The Role:
Our Platform Management engineers oversee the health, scalability and security of our cloud infrastructure. They take hands-on responsibility for maintaining and evolving the systems, services and tools shared across the engineering teams. In addition, they use their in-depth understanding of cloud development to advise, coach and assist the engineering teams as they evolve to respond to the ever-growing needs of our customers.
We’re looking for an experienced Dev Ops Engineer to join us and help us maintain a healthy, scalable platform that will meet the ever-increasing demands on our rapidly growing platform.
Responsibilities:
- DevOps Concepts and Execution: Comprehensive knowledge of DevOps methodologies, core principles, and best practices, encompassing continuous integration, continuous delivery, and automation.
- Cloud Service Providers: Skilled in using cloud platforms such as AWS, GCP, among others, including services like compute, storage, networking, and serverless architectures.
- Containerization and Orchestration Tools: Proficient in container technologies like Docker and orchestration platforms such as Kubernetes for effective deployment, scaling, and application management.
- Infrastructure Automation (IaC): Experienced with infrastructure as code tools like Terraform, CloudFormation, or Ansible to automate the setup and management of infrastructure.
- CI/CD Pipeline Management: Capable of establishing and maintaining continuous integration and continuous delivery pipelines using tools such as Jenkins, GitLab CI/CD, CircleCI, and others.
- Scripting and Development Languages: Strong skills in scripting languages like Bash, Python, or Groovy, and proficient in programming languages relevant to DevOps, such as Java, Ruby, and Python.
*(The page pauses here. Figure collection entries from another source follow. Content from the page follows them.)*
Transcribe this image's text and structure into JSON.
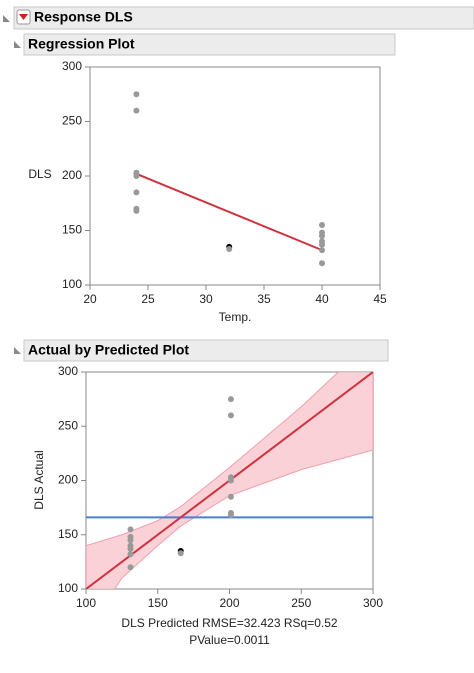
{
  "header": "Response DLS",
  "chart_data": [
    {
      "type": "scatter",
      "title": "Regression Plot",
      "x_label": "Temp.",
      "y_label": "DLS",
      "xlim": [
        20,
        45
      ],
      "xticks": [
        20,
        25,
        30,
        35,
        40,
        45
      ],
      "ylim": [
        100,
        300
      ],
      "yticks": [
        100,
        150,
        200,
        250,
        300
      ],
      "x": [
        24,
        24,
        24,
        24,
        24,
        24,
        24,
        32,
        32,
        40,
        40,
        40,
        40,
        40,
        40,
        40
      ],
      "y": [
        275,
        260,
        203,
        200,
        185,
        170,
        168,
        135,
        133,
        155,
        148,
        145,
        140,
        137,
        132,
        120
      ],
      "colors": [
        "#999999",
        "#999999",
        "#999999",
        "#999999",
        "#999999",
        "#999999",
        "#999999",
        "#000000",
        "#999999",
        "#999999",
        "#999999",
        "#999999",
        "#999999",
        "#999999",
        "#999999",
        "#999999"
      ],
      "fit": {
        "x": [
          24,
          40
        ],
        "y": [
          202,
          132
        ],
        "color": "#d0313d"
      }
    },
    {
      "type": "scatter",
      "title": "Actual by Predicted Plot",
      "x_label": [
        "DLS Predicted RMSE=32.423 RSq=0.52",
        "PValue=0.0011"
      ],
      "y_label": "DLS Actual",
      "xlim": [
        100,
        300
      ],
      "xticks": [
        100,
        150,
        200,
        250,
        300
      ],
      "ylim": [
        100,
        300
      ],
      "yticks": [
        100,
        150,
        200,
        250,
        300
      ],
      "x": [
        201,
        201,
        201,
        201,
        201,
        201,
        201,
        166,
        166,
        131,
        131,
        131,
        131,
        131,
        131,
        131
      ],
      "y": [
        275,
        260,
        203,
        200,
        185,
        170,
        168,
        135,
        133,
        155,
        148,
        145,
        140,
        137,
        132,
        120
      ],
      "colors": [
        "#999999",
        "#999999",
        "#999999",
        "#999999",
        "#999999",
        "#999999",
        "#999999",
        "#000000",
        "#999999",
        "#999999",
        "#999999",
        "#999999",
        "#999999",
        "#999999",
        "#999999",
        "#999999"
      ],
      "fit": {
        "x": [
          100,
          300
        ],
        "y": [
          100,
          300
        ],
        "color": "#d0313d"
      },
      "mean": 166,
      "mean_color": "#4a7fd8",
      "band": {
        "x": [
          100,
          125,
          150,
          166,
          200,
          250,
          300
        ],
        "upper": [
          140,
          150,
          163,
          176,
          212,
          268,
          330
        ],
        "lower": [
          60,
          110,
          140,
          158,
          186,
          210,
          228
        ],
        "color": "#f7c6cd"
      }
    }
  ]
}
- Monitoring and Logging Solutions: Knowledgeable about monitoring tools like Prometheus, Grafana, the ELK stack, and skilled in setting up efficient monitoring and alerting systems.
- Security and Compliance Practices: Understanding of security best practices, identity and access management (IAM), and the ability to secure applications and infrastructure effectively.
- Networking Knowledge: Familiar with networking basics, including TCP/IP, DNS, load balancing, and firewalls.
- Collaboration and Communication Tools: Proficient in using tools like Slack, JIRA, Confluence, or similar platforms to enhance team communication and coordination.
- Problem-Solving and Troubleshooting: Capable of analyzing complex technical issues, diagnosing problems, and implementing effective solutions.
Required Skills:
- At least 6+ years of technology experience.
- 4+ years of working experience in Python, Kubernetes, and AWS/GCP.
- Hands-on experience on managing build tools like Jenkins, Bitbucket Pipelines, GitHub Actions.
- Implement solutions to improve performance and scalability by identifying inefficiencies in developer workflows, tools, and implement solutions to improve performance and scalability.
- Hands-on experience using IaC tools like Terraform/Terragrunt.
- Experience working on Linux based infrastructure
- Excellent understanding of Ruby, Python, and Java.
- Expert technical troubleshooting skills and/or the ability to implement processes and controls to find root cause.
- Proven ability to learn new technologies quickly.
- The ideal candidate should have handled operations, deployment, and security of multiple SaaS/B2C products
- Hands-on in log collection designs like EFK and metric collection tools like a new relic, Prometheus/Grafana or SignalFx
- Hands-on in the design, creation, and consumption of RESTful API, and Microservice architectures on public clouds preferably AWS/GCP.
- Excellent analytical, communication, and coding skills are a must.